We have arrived at a point in history where the effect of IAM has been made the strongest and most intense form of media we experience because it has been given all other media as its content. The movie, the play, the opera, the newspaper, the television, the radio, commercial music, print and photographs, even the brand (a broadcast concept), have all been given over to the Individual to be reincarnated as the YouTube video, the prosumer indie, the blog, the blog comment, the forum, the Tweet, the IM chat, rating & review, the Flickr album, the podcast, the viral email and the mashup.

Real world social networks (and social network applications like email and MySpace that facilitate) are the infrastructure of these new forms of media that emit from the Individual.

SCVA argues that the effect is a new scale of social capital that marks a point of inflection for business and it is this new scaled-up version of social capital that SCVA is determined to highlight the value of.

Whereas, the network infrastructure to shape shared perception could be rented with great flexibility in the broadcast era (i.e. the 30 second spot), access to social networks is a function of social capital.

This new scale social capital is a critical corporate asset.

I spent the first half of the e-book illustrating how these entirely new scales of social capital are evidenced by new scales of the intrinsic elements of social capital which are individual assets (remember, the corporation is a form of individual).  These include: information flow, exertion of influence, certifications of social credentials and reinforcement of identity and recognition.  These are observations that are consistent with Nan Lin’s network theory of social capital, whose approach enables us to link the thinking to social network analysis and economics.

Technologies have evolved and mapped so tightly to the way humans transact, form relationships and create self-identity that it is time for business management to adopt the thinking of leaders in social network theory, such as the University of Chicago’s Ronald Burt.

Like it or not, the shift from broadcast media to IAM has implications throughout the corporate ecosystem.

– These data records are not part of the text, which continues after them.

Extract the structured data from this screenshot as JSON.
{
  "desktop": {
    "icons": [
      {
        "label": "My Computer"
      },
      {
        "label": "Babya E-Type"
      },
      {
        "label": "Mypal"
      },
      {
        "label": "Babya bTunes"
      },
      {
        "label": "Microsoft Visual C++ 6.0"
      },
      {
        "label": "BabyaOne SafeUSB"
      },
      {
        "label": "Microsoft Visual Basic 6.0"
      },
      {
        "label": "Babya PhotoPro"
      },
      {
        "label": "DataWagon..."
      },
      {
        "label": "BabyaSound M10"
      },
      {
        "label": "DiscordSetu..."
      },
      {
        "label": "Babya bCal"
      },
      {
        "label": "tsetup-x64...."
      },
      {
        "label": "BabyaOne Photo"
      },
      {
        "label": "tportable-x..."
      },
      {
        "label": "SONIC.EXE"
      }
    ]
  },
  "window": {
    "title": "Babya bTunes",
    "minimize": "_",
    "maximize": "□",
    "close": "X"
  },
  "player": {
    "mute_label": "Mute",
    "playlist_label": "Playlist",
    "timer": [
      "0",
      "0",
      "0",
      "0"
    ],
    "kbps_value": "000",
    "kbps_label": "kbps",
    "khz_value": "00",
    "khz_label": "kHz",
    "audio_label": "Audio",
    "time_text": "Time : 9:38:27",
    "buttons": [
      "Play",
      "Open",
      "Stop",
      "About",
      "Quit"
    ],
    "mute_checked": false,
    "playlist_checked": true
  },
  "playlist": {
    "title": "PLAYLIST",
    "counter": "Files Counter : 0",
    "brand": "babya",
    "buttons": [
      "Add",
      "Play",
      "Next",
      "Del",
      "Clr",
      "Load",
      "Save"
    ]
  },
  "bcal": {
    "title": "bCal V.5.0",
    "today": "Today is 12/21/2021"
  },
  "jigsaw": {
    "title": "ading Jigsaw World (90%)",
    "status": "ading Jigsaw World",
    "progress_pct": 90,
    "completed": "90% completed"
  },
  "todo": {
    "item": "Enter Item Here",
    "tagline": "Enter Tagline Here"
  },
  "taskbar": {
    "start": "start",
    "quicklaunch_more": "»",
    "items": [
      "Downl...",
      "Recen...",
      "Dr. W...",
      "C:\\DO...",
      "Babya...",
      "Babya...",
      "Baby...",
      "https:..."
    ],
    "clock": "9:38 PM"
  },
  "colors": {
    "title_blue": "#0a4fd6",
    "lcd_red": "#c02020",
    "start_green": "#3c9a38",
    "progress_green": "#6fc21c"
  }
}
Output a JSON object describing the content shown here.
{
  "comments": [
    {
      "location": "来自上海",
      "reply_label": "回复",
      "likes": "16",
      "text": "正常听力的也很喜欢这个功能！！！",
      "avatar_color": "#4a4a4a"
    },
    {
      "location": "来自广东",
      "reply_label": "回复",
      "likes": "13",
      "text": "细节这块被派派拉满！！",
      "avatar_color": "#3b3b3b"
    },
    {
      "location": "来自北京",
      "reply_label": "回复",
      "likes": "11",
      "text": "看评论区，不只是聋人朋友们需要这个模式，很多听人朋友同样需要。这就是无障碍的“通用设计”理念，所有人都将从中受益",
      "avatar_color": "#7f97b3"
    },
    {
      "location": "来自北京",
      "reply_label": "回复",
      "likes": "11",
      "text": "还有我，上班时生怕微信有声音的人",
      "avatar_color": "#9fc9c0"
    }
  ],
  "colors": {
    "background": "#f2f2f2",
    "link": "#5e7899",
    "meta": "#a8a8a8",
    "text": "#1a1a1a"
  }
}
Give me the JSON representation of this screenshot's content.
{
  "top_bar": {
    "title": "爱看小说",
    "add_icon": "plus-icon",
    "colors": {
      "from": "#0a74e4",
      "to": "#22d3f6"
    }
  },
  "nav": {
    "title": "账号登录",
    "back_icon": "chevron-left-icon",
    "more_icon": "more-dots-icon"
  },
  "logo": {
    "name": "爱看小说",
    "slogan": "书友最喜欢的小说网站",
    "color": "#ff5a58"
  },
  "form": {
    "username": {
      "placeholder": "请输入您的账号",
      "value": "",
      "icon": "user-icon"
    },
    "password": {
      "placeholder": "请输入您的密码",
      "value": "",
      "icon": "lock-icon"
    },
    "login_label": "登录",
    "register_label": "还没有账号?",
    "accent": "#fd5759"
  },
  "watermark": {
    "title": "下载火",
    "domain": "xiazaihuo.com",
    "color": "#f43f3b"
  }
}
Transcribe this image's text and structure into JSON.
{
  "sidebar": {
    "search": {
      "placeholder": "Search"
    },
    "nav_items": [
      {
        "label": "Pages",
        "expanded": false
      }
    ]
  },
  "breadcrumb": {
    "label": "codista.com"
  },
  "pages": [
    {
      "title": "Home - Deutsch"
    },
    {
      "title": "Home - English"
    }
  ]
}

Almost all of the changes highlighted in the illustration above have occurred exponentially, which is why we experience them as a sudden shift.  The “more of the same”, “everything that changes, stays the same” mentality will not derive competitive advantage from change like this.  It may not even survive change like this.

Does it not seem natural? Project and scale up the power of the individual, and that value of human connection of which we are all so instinctively aware, emerges in amplified forms as well.

In addition to the new scales of intrinsic social capital elements examined in the e-book, I would like to study further the extrinsic variables of social capital that aggregate into collective assets such as trust and network structure.  I am sure that there is similar evidence of new scale that would shed more light on social capital formation, access and use.